In their most recent earnings call they highlighted a big increase in enrolments for two of their online degrees due to the organic marketing the edX platform provides.

It will be interesting in the next year to observe how this melding of two large online education companies and new strategy continues to play out and whether its footprint in UK higher education significantly increases.

What about the traditional OPMs?

The two biggest pieces of news in the world of traditional OPMs has been the two big publishers Pearson and Wiley deciding to ditch their OPM businesses. In March 2023 the private equity company Regent, L.P. bought Pearson Online Learning Services (POLS) - having been put up for sale. Then this month Wiley announced it planned to divest its OPM - Wiley Educational Services.

Although, this news is in some senses surprising - these were two OPM businesses that were suffering rather than growing and in the current climate especially, it makes sense why they were offloaded. Between them they have approximately 8 UK university partnerships, but both have suffered recently in terms of universities drawing their partnerships to an end before 10 year terms had elapsed.

In addition to this, Cambridge Education Group which includes the OPM CEG Digital is also up for sale , and all this taken together points to significant uncertainty around the viability of the OPM business going forward.

OPMs face increasing competition and an increased supply and choice of online degree programmes, they’ve also been navigating issues such as volatility in degree enrolments, increased digital marketing costs and the spectre of new regulation in the US that could impact on their business model.

Some of these things, along with bigger economic factors inevitably makes life more difficult for them to meet university expectations around the numbers of student they recruit. Which is one of the key performance metrics for universities and drivers for them partnering with an OPM in the first place.

All of this leads us to an interesting point in time for OPM and UK university partnerships. It’s clear that OPMs face a more difficult and competitive operating environment which makes it harder for them to deliver for universities. I’ve been hearing that for a number of universities, OPM performance in terms of student enrolments to programmes has been poor and performance as a whole has precipitated a few universities ended their partnerships recently.

Given that there are approximately 15 OPM and UK university partnerships of 5 years or more duration, I would be surprised if we don’t see some more partnerships coming to an end in the next year or so.

But it’s also worth pointing out here that there is still evidence of university demand for OPM partnerships irrespective of the future viability of that model.

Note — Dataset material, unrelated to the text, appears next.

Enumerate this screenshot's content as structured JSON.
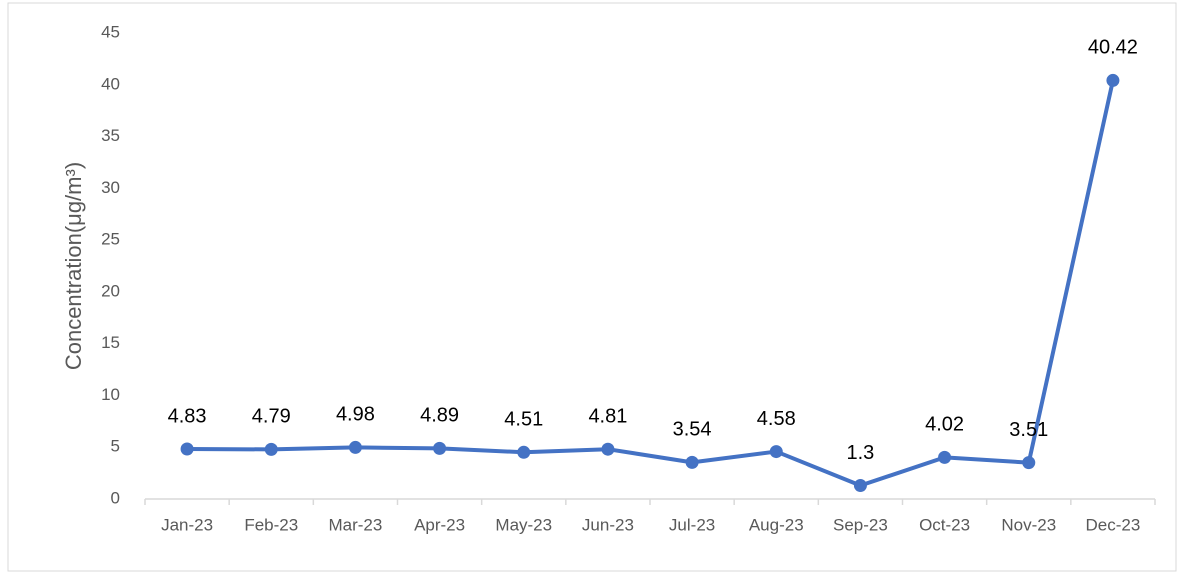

There are still new partnerships being setup or being sought.

However, it will be interesting to see whether the traditional OPM model will survive this period of turbulence. The largest OPM 2U has already repositioned itself strategically and the online education company Noodle (although it isn’t a traditional OPM) recently announced it was changing the way it works with universities and becoming a “strategy, services, and technology partner”.

It’s clear that some online education companies are actively making changes to their model based on a changing environment and times. It’s also evident that there are universities that still have an appetite for the traditional revenue share model.

But the big question is whether the current operating environment and the headwinds being experienced will ultimately compel some of these companies to change how they operate. It’s clear that in the current climate where profitability really matters, Pearson and Wiley no longer thought the traditional OPM business was the road to that.